Suppose f(x) and g(x) are functions of x differentiable at x = 4. Given that f(4) = 3, f'(4) = -2, g(4) = 6, g'(4) = -4, find the value of each of the following.

a. Derivative of f(x) * g(x)

My answer: -27

b. Derivative of (f(x))/(g(x))

My answer: 1/12

c. Derivative of (g(x))/(f(x))

My answer: -1/3

d. A tangent line to f(x) at x = 4.

My answer: -2x + 11 (not sure)

a) let y = f(x) * g(x)

then y' = f(x)* g '(x) + g(x) * f '(x)
given:
f(4) = 3
f '(4) = -2
g(4) = 6
g '(4) = -4
so
y' = 3(-4) + 6(-2) = -24

how did you get -27 ?

do the others the same way

I'm sorry, g'(x) = -5.

To find the value of each expression, let's use the rules of differentiation.

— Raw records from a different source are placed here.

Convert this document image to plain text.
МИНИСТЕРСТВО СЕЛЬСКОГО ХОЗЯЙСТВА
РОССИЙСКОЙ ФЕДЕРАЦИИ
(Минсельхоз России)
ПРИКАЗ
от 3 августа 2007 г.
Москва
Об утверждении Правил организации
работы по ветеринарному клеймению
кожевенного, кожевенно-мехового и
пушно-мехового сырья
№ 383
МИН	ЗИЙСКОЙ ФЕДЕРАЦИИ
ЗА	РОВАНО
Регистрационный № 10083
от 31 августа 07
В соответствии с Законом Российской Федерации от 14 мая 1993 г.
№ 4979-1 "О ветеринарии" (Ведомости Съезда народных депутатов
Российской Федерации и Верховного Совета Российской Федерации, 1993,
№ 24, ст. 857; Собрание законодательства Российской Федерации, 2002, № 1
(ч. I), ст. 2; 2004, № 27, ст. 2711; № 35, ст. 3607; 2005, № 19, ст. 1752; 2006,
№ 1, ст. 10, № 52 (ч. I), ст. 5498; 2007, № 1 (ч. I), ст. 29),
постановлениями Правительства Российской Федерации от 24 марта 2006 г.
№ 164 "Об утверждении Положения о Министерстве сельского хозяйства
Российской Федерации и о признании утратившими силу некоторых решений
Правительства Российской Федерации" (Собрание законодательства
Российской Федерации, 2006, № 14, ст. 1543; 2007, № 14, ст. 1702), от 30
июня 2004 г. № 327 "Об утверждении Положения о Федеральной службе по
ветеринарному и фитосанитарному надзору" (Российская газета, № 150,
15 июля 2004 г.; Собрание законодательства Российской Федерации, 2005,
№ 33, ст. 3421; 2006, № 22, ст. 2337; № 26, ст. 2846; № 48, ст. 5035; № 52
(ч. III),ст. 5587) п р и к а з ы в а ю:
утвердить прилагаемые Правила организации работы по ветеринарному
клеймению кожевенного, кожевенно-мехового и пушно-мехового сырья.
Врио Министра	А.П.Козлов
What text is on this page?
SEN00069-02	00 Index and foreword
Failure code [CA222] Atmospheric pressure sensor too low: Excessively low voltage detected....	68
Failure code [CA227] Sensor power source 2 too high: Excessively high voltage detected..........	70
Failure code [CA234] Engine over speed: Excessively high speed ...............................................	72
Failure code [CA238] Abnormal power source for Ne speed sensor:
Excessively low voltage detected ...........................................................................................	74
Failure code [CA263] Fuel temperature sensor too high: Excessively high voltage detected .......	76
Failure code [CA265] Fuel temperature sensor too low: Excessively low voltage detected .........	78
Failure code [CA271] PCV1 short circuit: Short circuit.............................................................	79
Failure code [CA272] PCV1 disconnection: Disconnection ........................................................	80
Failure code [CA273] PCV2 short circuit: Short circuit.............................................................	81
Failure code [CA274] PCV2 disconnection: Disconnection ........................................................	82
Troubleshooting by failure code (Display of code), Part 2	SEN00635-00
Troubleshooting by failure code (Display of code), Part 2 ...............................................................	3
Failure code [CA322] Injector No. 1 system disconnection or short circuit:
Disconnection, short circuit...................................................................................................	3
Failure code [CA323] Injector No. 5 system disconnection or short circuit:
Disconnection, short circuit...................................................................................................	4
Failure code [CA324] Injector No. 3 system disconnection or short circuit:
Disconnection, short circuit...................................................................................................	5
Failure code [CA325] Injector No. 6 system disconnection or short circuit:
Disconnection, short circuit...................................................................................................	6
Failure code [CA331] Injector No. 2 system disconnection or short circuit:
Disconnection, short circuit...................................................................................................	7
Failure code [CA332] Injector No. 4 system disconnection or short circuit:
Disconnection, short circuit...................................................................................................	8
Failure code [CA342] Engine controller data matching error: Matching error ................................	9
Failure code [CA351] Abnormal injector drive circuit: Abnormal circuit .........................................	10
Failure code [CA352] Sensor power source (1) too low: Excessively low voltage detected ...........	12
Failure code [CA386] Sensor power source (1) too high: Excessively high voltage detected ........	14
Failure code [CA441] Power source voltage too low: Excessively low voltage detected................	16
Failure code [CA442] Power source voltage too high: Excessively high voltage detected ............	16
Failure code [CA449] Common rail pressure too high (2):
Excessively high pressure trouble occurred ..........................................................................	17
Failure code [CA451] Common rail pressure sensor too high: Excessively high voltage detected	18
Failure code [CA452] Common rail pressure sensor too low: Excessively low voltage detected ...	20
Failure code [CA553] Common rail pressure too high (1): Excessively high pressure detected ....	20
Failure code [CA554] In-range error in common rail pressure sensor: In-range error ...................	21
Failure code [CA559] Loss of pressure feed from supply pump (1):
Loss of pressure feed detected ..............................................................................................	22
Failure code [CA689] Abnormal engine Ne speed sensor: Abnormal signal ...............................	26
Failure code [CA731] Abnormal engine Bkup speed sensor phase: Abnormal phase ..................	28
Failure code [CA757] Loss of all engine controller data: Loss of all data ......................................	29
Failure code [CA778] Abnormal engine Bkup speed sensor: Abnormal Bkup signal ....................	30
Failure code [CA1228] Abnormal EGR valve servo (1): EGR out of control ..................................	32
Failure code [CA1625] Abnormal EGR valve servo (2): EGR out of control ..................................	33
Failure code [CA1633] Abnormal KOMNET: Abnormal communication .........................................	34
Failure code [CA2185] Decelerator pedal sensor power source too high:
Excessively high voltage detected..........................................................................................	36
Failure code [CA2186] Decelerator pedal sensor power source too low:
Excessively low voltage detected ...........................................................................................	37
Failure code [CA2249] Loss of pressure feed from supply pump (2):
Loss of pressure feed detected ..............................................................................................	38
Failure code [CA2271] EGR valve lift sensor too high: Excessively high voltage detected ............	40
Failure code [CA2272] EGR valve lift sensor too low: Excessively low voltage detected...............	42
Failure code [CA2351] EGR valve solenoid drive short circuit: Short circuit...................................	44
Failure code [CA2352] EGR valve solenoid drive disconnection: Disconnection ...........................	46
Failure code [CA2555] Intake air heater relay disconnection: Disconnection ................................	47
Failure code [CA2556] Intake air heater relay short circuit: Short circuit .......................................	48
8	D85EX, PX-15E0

a. Derivative of f(x) * g(x):

The product rule states that the derivative of the product of two functions is equal to the derivative of the first function multiplied by the second function, plus the first function multiplied by the derivative of the second function.

So, the derivative of f(x) * g(x) is:
(f(x) * g(x))' = f'(x) * g(x) + f(x) * g'(x)

Substituting the values we have:
(f(x) * g(x))' = f'(4) * g(4) + f(4) * g'(4)
(f(x) * g(x))' = (-2) * 6 + 3 * (-4)
(f(x) * g(x))' = -12 - 12
(f(x) * g(x))' = -24

Therefore, the derivative of f(x) * g(x) at x = 4 is -24

b. Derivative of (f(x))/(g(x)):

To find the derivative of the quotient of two functions, we can use the quotient rule. The quotient rule states that the derivative of the quotient of two functions is equal to (denominator * derivative of the numerator - numerator * derivative of the denominator) divided by (denominator)^2.

So, the derivative of (f(x))/(g(x)) is:
((f(x))/(g(x)))' = ((g(x) * f'(x)) - (f(x) * g'(x)))/(g(x))^2

Substituting the values we have:
((f(x))/(g(x)))' = ((6 * (-2)) - (3 * (-4)))/(6)^2
((f(x))/(g(x)))' = (-12 + 12)/(36)
((f(x))/(g(x)))' = 0/36
((f(x))/(g(x)))' = 0

Therefore, the derivative of (f(x))/(g(x)) at x = 4 is 0.

c. Derivative of (g(x))/(f(x)):

Just like in part b, we can use the quotient rule to find the derivative. The derivative of (g(x))/(f(x)) is:
((g(x))/(f(x)))' = ((f(x) * g'(x)) - (g(x) * f'(x)))/(f(x))^2

Substituting the values we have:
((g(x))/(f(x)))' = ((3 * (-4)) - (6 * (-2)))/(3)^2
((g(x))/(f(x)))' = (-12 + 12)/(9)
((g(x))/(f(x)))' = 0/9
((g(x))/(f(x)))' = 0

Therefore, the derivative of (g(x))/(f(x)) at x = 4 is 0.

d. A tangent line to f(x) at x = 4:

To find the equation of a tangent line, we need the slope of the tangent line, which is the value of the derivative at the given point. In this case, the derivative of f(x) is f'(x) = -2.

Using the point-slope form of a linear equation, the equation of the tangent line is:
y - y1 = m(x - x1)

Substituting the known values:
y - f(4) = f'(4)(x - 4)
y - 3 = -2(x - 4)
y - 3 = -2x + 8
y = -2x + 11

Therefore, the equation of the tangent line to f(x) at x = 4 is y = -2x + 11.